Par 29 novembre 2019Alertes

Chers abonnés,

Avant de laisser la parole à Dan Amoss qui vous livre son commentaire sur l’action Target (TGT) – au regard notamment de sa dernière publication de résultats et de l’évolution possible du titre –, nous avons le plaisir de vous adresser un guide très utile pour suivre nos recommandations : Le guide du trader d’options.

Ce guide détaillé de 32 pages a été réalisé par notre spécialiste Gaël Deballe. Pédagogue, il vous livre, en plus de la théorie en la matière, de nombreuses exemples concrets pour appréhender au mieux ces produits dérivés. Grâce à Gaël, les options n’auront plus de secrets pour vous !

Pour découvrir le guide du trader d’options : cliquez ici

N’hésitez pas à revenir dessus et à consulter nos autres supports, afin de suivre au mieux nos recommandations.

Bons trades,
La rédaction Crash Speculator

 


Pourquoi l’action Target est
bien plus risquée qu’il n’y parait

Dan Amoss

Cher lecteur,

La date butoir du 15 décembre s’approche rapidement, et ceux qui ont investi dans les actions du secteur de la vente au détail espèrent que cela va bien se passer…

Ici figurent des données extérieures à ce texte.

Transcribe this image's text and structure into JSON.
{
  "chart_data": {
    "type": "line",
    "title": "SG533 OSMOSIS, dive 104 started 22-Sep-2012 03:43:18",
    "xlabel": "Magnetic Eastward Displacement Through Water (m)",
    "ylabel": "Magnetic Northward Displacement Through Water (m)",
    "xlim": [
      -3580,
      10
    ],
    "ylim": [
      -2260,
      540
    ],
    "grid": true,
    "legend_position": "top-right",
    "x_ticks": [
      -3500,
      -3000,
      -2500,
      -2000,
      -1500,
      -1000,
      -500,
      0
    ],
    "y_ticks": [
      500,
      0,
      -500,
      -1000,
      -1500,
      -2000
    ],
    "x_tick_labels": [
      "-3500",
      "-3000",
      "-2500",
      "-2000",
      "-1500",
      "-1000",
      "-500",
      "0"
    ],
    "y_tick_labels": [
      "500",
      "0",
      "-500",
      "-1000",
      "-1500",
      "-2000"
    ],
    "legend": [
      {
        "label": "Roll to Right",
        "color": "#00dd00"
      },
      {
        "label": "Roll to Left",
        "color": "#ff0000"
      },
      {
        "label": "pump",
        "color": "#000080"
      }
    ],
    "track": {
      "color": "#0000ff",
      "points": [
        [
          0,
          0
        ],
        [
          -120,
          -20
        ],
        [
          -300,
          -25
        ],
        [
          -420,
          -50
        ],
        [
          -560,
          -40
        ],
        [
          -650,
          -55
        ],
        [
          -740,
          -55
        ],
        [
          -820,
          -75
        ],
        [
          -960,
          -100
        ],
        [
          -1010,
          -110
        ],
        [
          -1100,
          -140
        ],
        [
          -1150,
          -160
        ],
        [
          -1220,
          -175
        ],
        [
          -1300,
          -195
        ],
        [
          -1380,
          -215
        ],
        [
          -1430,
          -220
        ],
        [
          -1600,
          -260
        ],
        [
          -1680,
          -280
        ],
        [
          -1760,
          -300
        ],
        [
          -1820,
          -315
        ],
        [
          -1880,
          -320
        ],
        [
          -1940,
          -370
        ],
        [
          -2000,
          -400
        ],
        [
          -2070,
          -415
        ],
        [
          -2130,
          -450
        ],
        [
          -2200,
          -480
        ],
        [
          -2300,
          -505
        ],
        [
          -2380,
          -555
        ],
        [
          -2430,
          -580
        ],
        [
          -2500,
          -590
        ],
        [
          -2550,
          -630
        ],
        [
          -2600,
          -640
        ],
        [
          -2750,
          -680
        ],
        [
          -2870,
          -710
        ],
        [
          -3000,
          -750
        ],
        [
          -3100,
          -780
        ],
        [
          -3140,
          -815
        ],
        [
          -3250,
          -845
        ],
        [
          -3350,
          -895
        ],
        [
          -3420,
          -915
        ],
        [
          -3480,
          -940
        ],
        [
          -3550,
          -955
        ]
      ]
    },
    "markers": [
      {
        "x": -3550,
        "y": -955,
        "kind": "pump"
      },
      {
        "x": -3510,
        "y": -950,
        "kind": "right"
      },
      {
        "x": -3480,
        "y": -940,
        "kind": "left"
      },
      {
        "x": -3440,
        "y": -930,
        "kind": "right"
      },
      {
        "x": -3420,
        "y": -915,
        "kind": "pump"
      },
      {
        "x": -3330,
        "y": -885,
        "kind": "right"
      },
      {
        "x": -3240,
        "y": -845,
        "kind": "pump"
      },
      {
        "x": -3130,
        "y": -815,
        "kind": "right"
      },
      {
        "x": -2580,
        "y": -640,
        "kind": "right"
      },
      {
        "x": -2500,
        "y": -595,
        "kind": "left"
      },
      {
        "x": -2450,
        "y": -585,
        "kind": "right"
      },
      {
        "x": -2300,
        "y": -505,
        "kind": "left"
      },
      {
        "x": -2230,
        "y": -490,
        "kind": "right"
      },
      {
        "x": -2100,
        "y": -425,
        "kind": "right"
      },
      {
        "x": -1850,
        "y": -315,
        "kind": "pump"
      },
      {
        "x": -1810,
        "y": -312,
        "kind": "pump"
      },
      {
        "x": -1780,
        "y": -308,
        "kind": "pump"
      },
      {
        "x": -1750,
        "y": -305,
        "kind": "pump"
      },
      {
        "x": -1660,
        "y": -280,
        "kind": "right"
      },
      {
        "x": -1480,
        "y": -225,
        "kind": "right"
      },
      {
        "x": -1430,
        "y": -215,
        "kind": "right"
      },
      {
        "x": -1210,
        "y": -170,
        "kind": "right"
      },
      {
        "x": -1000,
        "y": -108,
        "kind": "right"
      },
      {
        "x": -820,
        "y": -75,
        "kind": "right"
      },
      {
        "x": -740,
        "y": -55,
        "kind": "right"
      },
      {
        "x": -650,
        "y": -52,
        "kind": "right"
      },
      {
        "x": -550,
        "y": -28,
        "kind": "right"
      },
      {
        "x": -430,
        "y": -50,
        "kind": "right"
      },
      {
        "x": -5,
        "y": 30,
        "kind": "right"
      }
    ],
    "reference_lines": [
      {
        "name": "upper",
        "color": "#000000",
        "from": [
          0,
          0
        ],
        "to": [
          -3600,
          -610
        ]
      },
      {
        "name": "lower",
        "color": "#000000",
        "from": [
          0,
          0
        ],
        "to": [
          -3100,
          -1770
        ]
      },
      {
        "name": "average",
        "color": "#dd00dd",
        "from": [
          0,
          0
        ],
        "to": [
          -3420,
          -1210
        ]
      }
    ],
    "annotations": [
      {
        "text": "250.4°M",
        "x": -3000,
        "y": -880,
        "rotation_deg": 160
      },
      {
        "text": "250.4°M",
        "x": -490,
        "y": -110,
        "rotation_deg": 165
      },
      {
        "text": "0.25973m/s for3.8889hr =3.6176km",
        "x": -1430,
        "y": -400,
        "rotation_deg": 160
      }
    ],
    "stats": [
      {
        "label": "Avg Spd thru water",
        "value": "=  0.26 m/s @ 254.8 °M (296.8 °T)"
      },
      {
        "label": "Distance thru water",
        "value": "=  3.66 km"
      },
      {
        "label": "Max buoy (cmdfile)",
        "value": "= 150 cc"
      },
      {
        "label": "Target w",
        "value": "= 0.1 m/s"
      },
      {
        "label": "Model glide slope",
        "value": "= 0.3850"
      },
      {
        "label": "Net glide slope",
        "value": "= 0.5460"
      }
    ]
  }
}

Car c’est à cette date qu’est programmée l’entrée en vigueur de tarifs douaniers sur 156 Mds$ de produits de consommation tels que les smartphones, les ordinateurs portables et les jouets. S’ils sont instaurés, ces tarifs réduiront immédiatement les marges bénéficiaires des détaillants.

Selon l’opinion consensuelle sur les marchés, du moment que les négociations se poursuivent entre les Etats-Unis et la Chine, le président Trump reportera les tarifs prévus au 15 décembre.

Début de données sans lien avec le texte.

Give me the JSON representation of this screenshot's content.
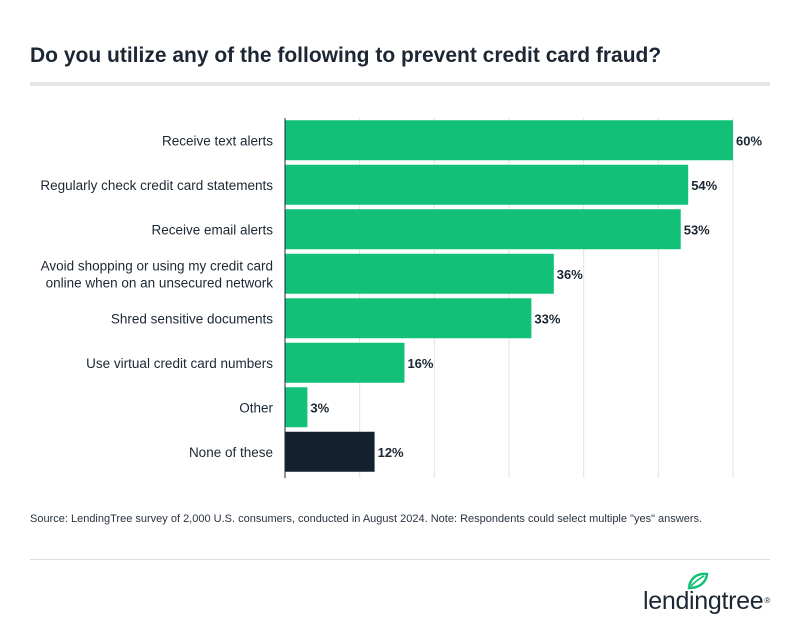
{
  "title": "Do you utilize any of the following to prevent credit card fraud?",
  "chart_data": {
    "type": "bar",
    "orientation": "horizontal",
    "categories": [
      [
        "Receive text alerts"
      ],
      [
        "Regularly check credit card statements"
      ],
      [
        "Receive email alerts"
      ],
      [
        "Avoid shopping or using my credit card",
        "online when on an unsecured network"
      ],
      [
        "Shred sensitive documents"
      ],
      [
        "Use virtual credit card numbers"
      ],
      [
        "Other"
      ],
      [
        "None of these"
      ]
    ],
    "values": [
      60,
      54,
      53,
      36,
      33,
      16,
      3,
      12
    ],
    "value_labels": [
      "60%",
      "54%",
      "53%",
      "36%",
      "33%",
      "16%",
      "3%",
      "12%"
    ],
    "bar_colors": [
      "#12c177",
      "#12c177",
      "#12c177",
      "#12c177",
      "#12c177",
      "#12c177",
      "#12c177",
      "#142131"
    ],
    "xlim": [
      0,
      60
    ],
    "grid": true,
    "grid_step": 10,
    "gridline_color": "#e3e3e3"
  },
  "source": "Source: LendingTree survey of 2,000 U.S. consumers, conducted in August 2024. Note: Respondents could select multiple \"yes\" answers.",
  "logo": {
    "text": "lendingtree",
    "registered": "®",
    "leaf_color": "#12c177"
  }
}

Mais, historiquement, Trump a prouvé qu’il était maître dans l’art d’identifier les sources de leviers exploitables lors des négociations.

Il doit se dire que les Etats-Unis ont plus de levier, et qu’ils en ont acquis encore plus au cours des dernières semaines. Alors pourquoi devrait-il y renoncer en faisant marche arrière sur les tarifs douaniers, comme le demande la Chine ?

Le « Hong Kong Human Rights and Democracy Act », résolution adoptée massivement par les deux partis du Congrès, la semaine dernière (et signé mercredi par Trump), est un puissant message adressé à la Chine : il signifie que, sur le plan politique, aux Etats-Unis, le vent a tourné en la défaveur du système chinois en matière de gouvernance et de commerce.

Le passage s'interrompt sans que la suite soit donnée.